Vierzonitude a lu le livre du journaliste et député de la France insoumise, François Ruffin, "Ce pays que tu ne connais pas". Une lecture adressée à Emmanuel Macron. On aime ou pas François Ruffin. Peu importe. On aime ou pas Emmanuel Macron. Peu importe. Mais comment résumer une opposition idéologique, philosophique et politique à une détestation aussi rance ? Comment vouloir imposer l'idée que la gauche telle que la vit François Ruffin à travers ses certitudes est la seule bien-pensante ? Que les gens fréquentables sont justement ceux qu'ils fréquentent ?
Le défaut majeur de ce livre, c'est la dénonciation d'un mépris de classe, flagrant, lourd parfois. Pas celui que peut avoir la bourgeoisie, les riches, la caste, la France d'en haut envers celle d'en bas, non, mais l'inverse, le mépris de classe envers tout ce qui n'est pas ce qu'aime François Ruffin. C'est son combat. Sa came. C'est légitime. Sauf lorsque le débat qu'il porte, et qui n'est pas sans intérêt, servi, en plus, par une écriture efficace, dérape sur le délit de sale gueule, le rejet physique, les doutes gratuits distillés entre parenthèses. le propre du débat, c'est le respect. François Ruffin discrédite sa pensée par ce dénigrement qui n'est ni politique, ni vraiment respectueux.

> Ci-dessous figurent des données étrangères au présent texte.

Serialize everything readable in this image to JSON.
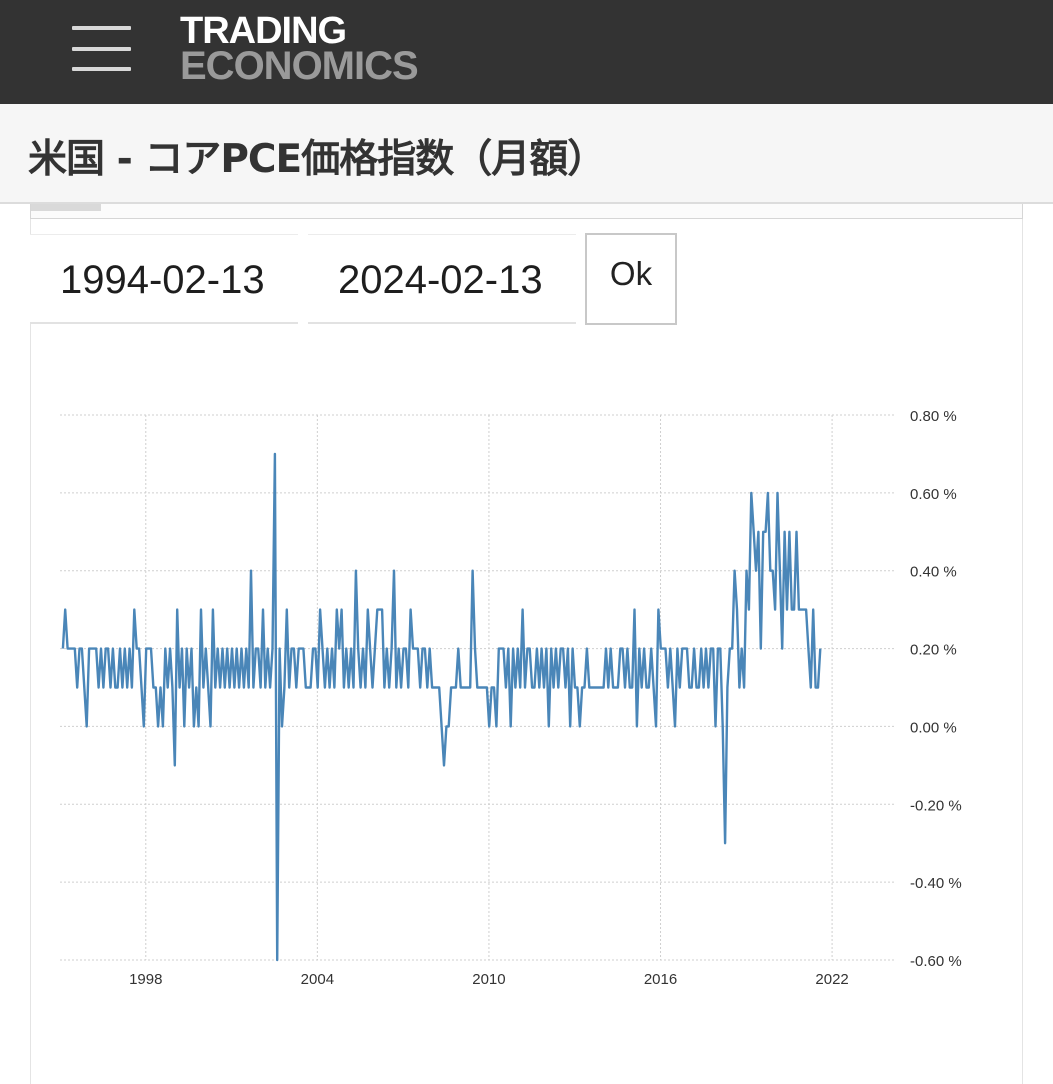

Ils sont de la même ville, du même établissement scolaire, ils ont bifurqué. Peut-on le reprocher à l'un comme à l'autre ? Va-t-on reprocher à François Ruffin, même si c'était son désir, d'être journaliste à Fakir, de vouloir boire les paroles des invisibles ? Noble cause. Il n'est pas le seul à porter à bout de bras, une partie de la France oubliée. D'autres journaux, de gauche aussi, le font régulièrement. Ce qui dérange, ce qui gâte la lecture, c'est cette détestation dressée en statue, en modèle, ces traits haineux. Reproche-t-on à François Ruffin d'avoir été élu député ? Doit-on haïr la réussite sociale pour être apprécié de François Ruffin ? A partir de quand est-on riche et donc, on tombe dans le ravin qu'ouvre le député sous les pieds de ceux qu'ils condamnent comme étant du mauvais côté.

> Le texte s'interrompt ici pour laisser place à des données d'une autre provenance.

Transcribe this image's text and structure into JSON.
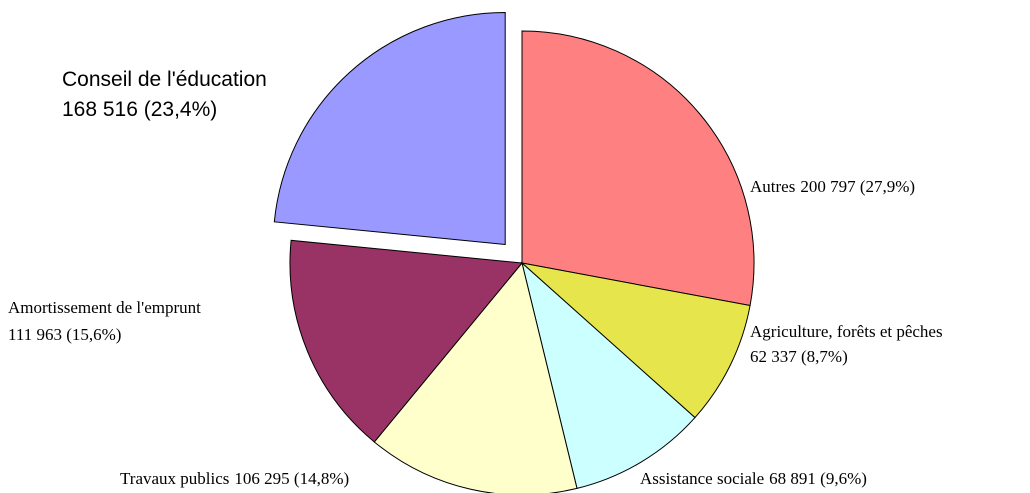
{
  "chart_data": {
    "type": "pie",
    "categories": [
      "Autres",
      "Agriculture, forêts et pêches",
      "Assistance sociale",
      "Travaux publics",
      "Amortissement de l'emprunt",
      "Conseil de l'éducation"
    ],
    "values": [
      200797,
      62337,
      68891,
      106295,
      111963,
      168516
    ],
    "value_labels": [
      "200 797 (27,9%)",
      "62 337 (8,7%)",
      "68 891 (9,6%)",
      "106 295 (14,8%)",
      "111 963 (15,6%)",
      "168 516 (23,4%)"
    ],
    "colors": [
      "#ff8080",
      "#e6e64c",
      "#ccffff",
      "#ffffcc",
      "#993366",
      "#9999ff"
    ],
    "exploded": [
      5
    ]
  }
}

C'est là où l'on ne comprend plus le chemin au bout duquel veut nous mener le journaliste-député qui côtoie les gilets jaunes, les salariés pauvres, les personnes sans-emploi, les ouvriers. Mais pourquoi creuser une tranchée aussi profonde entre deux mondes qui ne se comprennent déjà pas ? Ce n'est pas 2019 qui a engendré les injustices sociales et salariales. La caste, les bourgeois, les riches ne sont pas apparus au XXIème siècle. Le livre de François Ruffin fourmille de témoignages poignants, de vérités sèches qui claquent comme des gifles mais salvatrices.
Mais ce remugle entretenu tout le long des pages, cette haine facile contre tout ce qui n'est pas lui semble être une posture dont il veut fair une mode. Alors, qui ne haït pas son riche, son bourgeois ? Qui ne rêve pas d'être "riche", sinon comment expliquer les profits de la Française des Jeux ? Qui ne rêve pas d'avoir beaucoup d'argent, de s'exonérer du réel ? On peut fustiger l'inégalité planétaire qui fait qu'une poignée de milliardaires se partagent le monde. On peut, et c'est nécessaire, souhaiter renverser la table pour un modèle plus équitable, on peut espérer plus d'argent à ceux qui en manquent sans pour autant en souhaiter moins à ceux qui en ont beaucoup. Mais pas selon la méthode de François Ruffin qui consiste à entretenir l'adversité, le rejet de l'autre, le mépris. Allégé de ce poids, ce pourrait être un bon livre.